Новая придворная жизнь быстро оказалась неподходящей для Бейля. Он посещал Тюильри, наблюдал за изменением нравов: золото и бриллианты придворной капеллы, пышные одежды духовенства, звуки органа, латинское богослужение. Официальные встречи в парижских гостиных, приемы, многочисленные, сухие и чопорные. Бейль вспоминал нравы эпохи революции, и даже жирондистка Ролан казалась ему интереснее хозяек салонов 1811 года. Бейль пишет:
«На смену крупным характерам явились женщины нашей империи, плакавшие, сидя в экипаже на обратном пути из Сен-Клу в Париж, только потому, что императору не понравился покрой их платья.
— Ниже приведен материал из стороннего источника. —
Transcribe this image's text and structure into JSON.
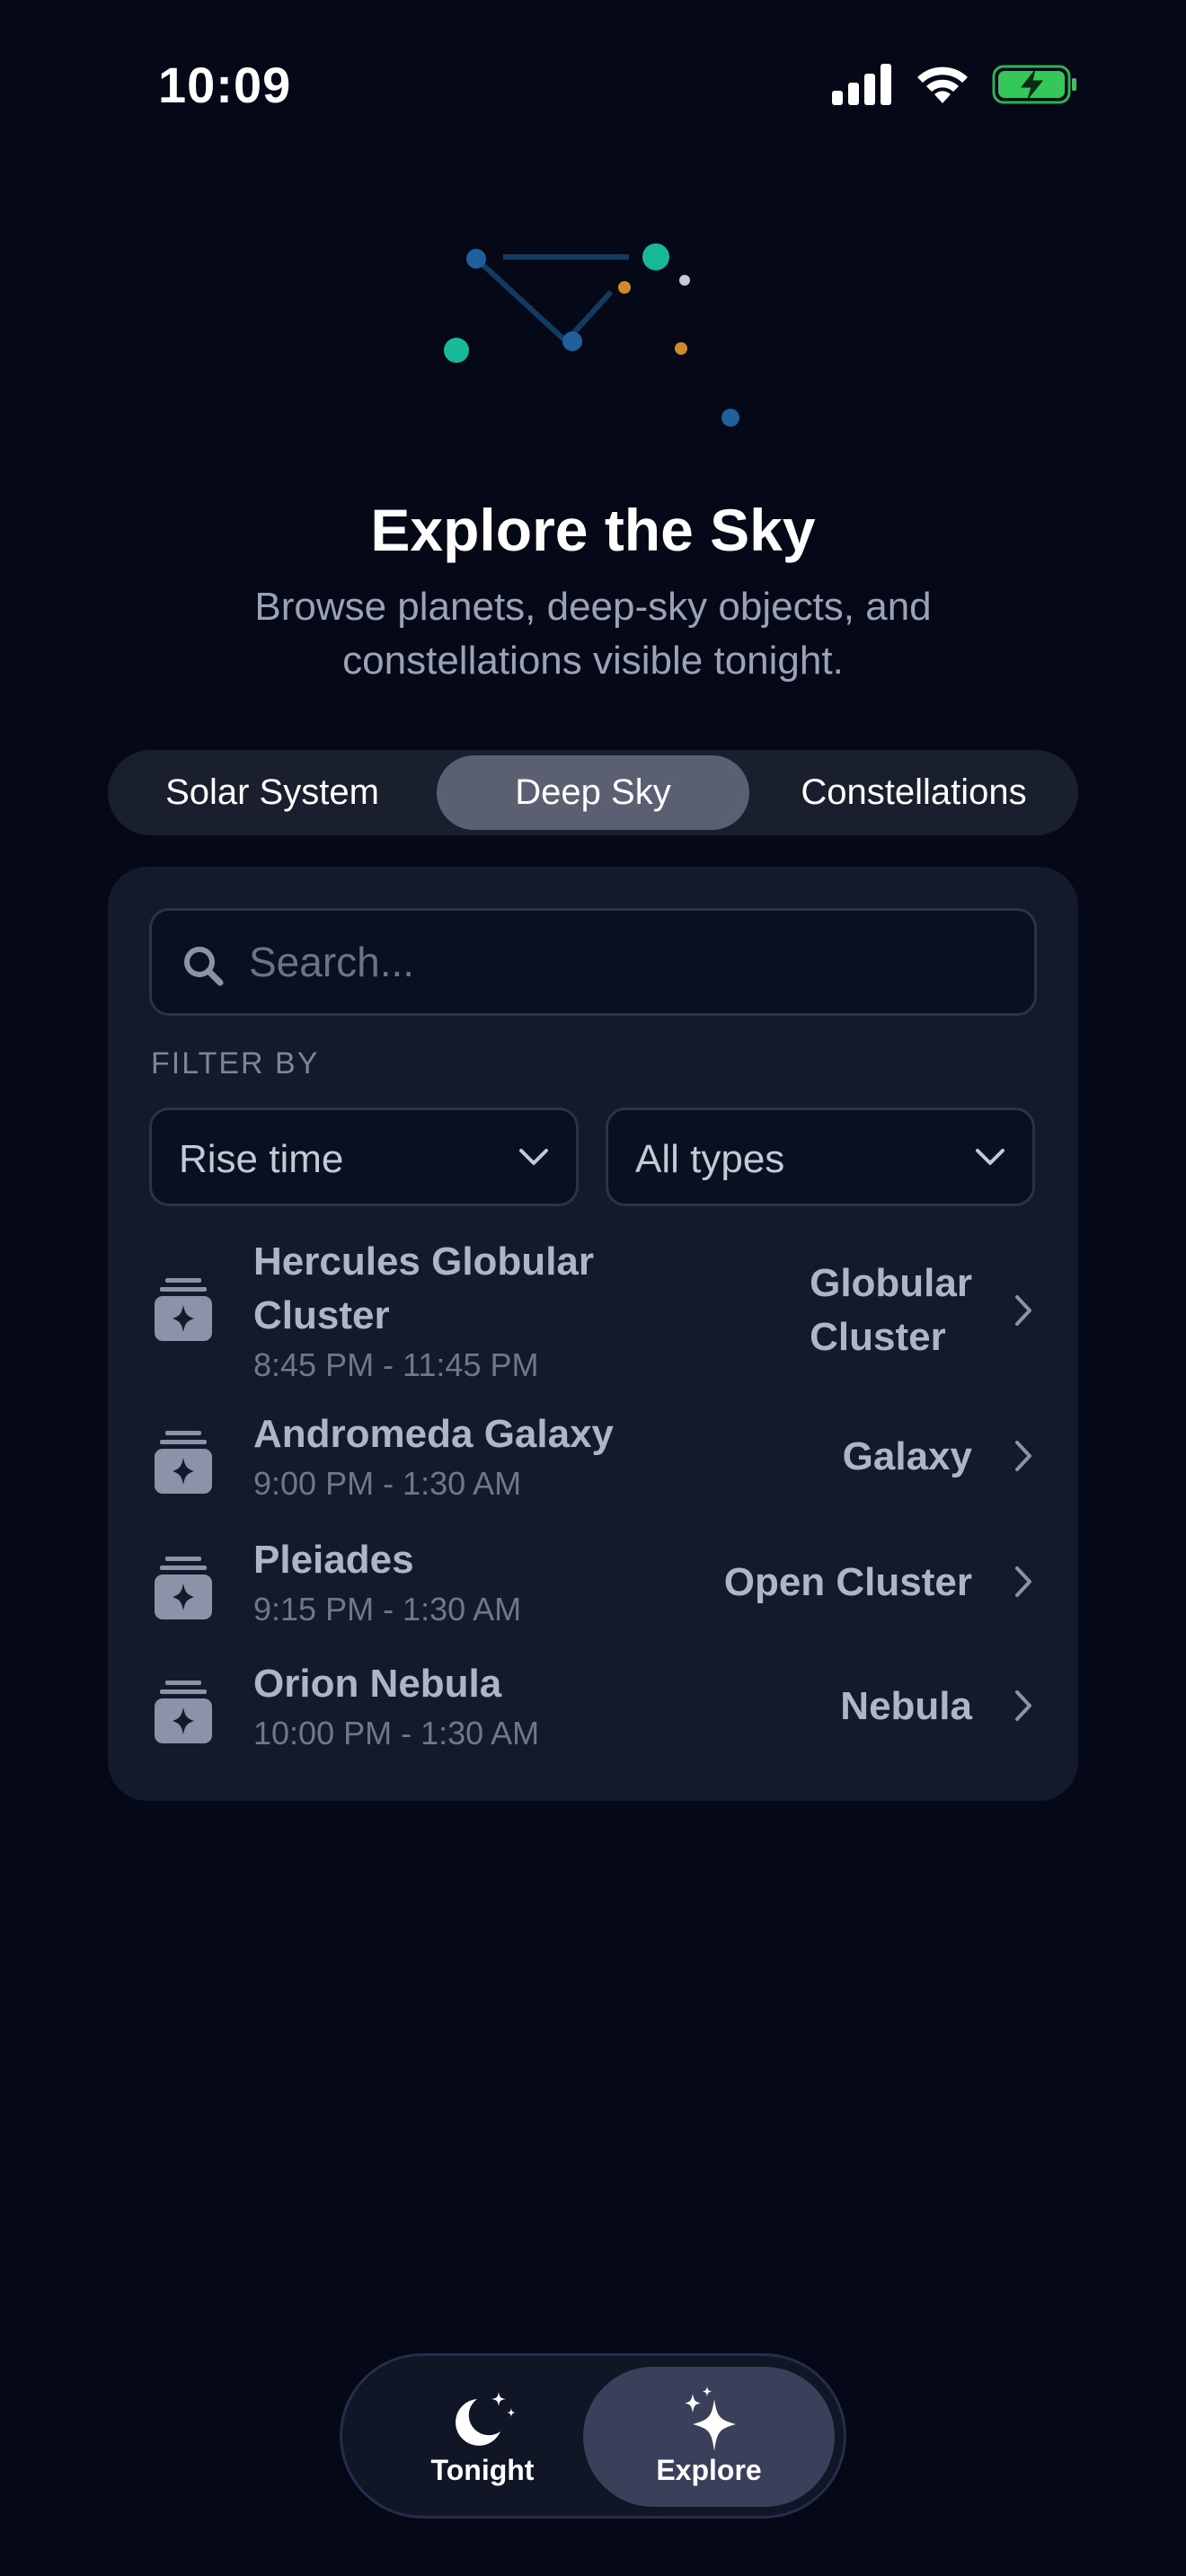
{
  "status": {
    "time": "10:09"
  },
  "header": {
    "title": "Explore the Sky",
    "subtitle": "Browse planets, deep-sky objects, and constellations visible tonight."
  },
  "segments": [
    {
      "label": "Solar System",
      "selected": false
    },
    {
      "label": "Deep Sky",
      "selected": true
    },
    {
      "label": "Constellations",
      "selected": false
    }
  ],
  "search": {
    "placeholder": "Search...",
    "value": ""
  },
  "filters": {
    "label": "FILTER BY",
    "sort": "Rise time",
    "type": "All types"
  },
  "objects": [
    {
      "name": "Hercules Globular Cluster",
      "name_line1": "Hercules Globular",
      "name_line2": "Cluster",
      "time": "8:45 PM - 11:45 PM",
      "type": "Globular Cluster",
      "type_line1": "Globular",
      "type_line2": "Cluster"
    },
    {
      "name": "Andromeda Galaxy",
      "time": "9:00 PM - 1:30 AM",
      "type": "Galaxy"
    },
    {
      "name": "Pleiades",
      "time": "9:15 PM - 1:30 AM",
      "type": "Open Cluster"
    },
    {
      "name": "Orion Nebula",
      "time": "10:00 PM - 1:30 AM",
      "type": "Nebula"
    }
  ],
  "tabs": [
    {
      "label": "Tonight",
      "icon": "moon-stars-icon",
      "selected": false
    },
    {
      "label": "Explore",
      "icon": "sparkles-icon",
      "selected": true
    }
  ],
  "colors": {
    "background": "#050816",
    "card": "#121a2b",
    "accent_teal": "#18b89a",
    "accent_blue": "#1e5f9e",
    "accent_orange": "#d08a2e",
    "battery_green": "#34c759"
  }
}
А затем явились женщины, выстаивающие длинные обедни, чтобы вымолить у бога должность префекта для своих мужей».
Во время революции исчезли очень типичные для Франции салоны светских людей королевской эпохи, которые были чем-то вроде литературно-политических и артистических клубов.
«После падения террора французы бешено устремились к удовольствиям старинных салонов. Посмотрите на салоны Тальена, так называемые «les bals des victimes» — «танцевальные вечера жертв революции». Случилось так, что, будучи в салоне Барраса, Бонапарт впервые увидел, какие тонкие волшебные наслаждения может предоставить ему утонченное общество. Но подобно негру, явившемуся на африканский рынок с гигантским грузом золотых монет и без единой разменной медяшки, ум первого консула был развит слишком широко, воображение было слишком горячо и живо, чтобы он мог найти себе успех в гостиных такого рода. К тому же он явился туда в возрасте двадцати шести лет, с характером уже сформировавшимся и непоколебимым.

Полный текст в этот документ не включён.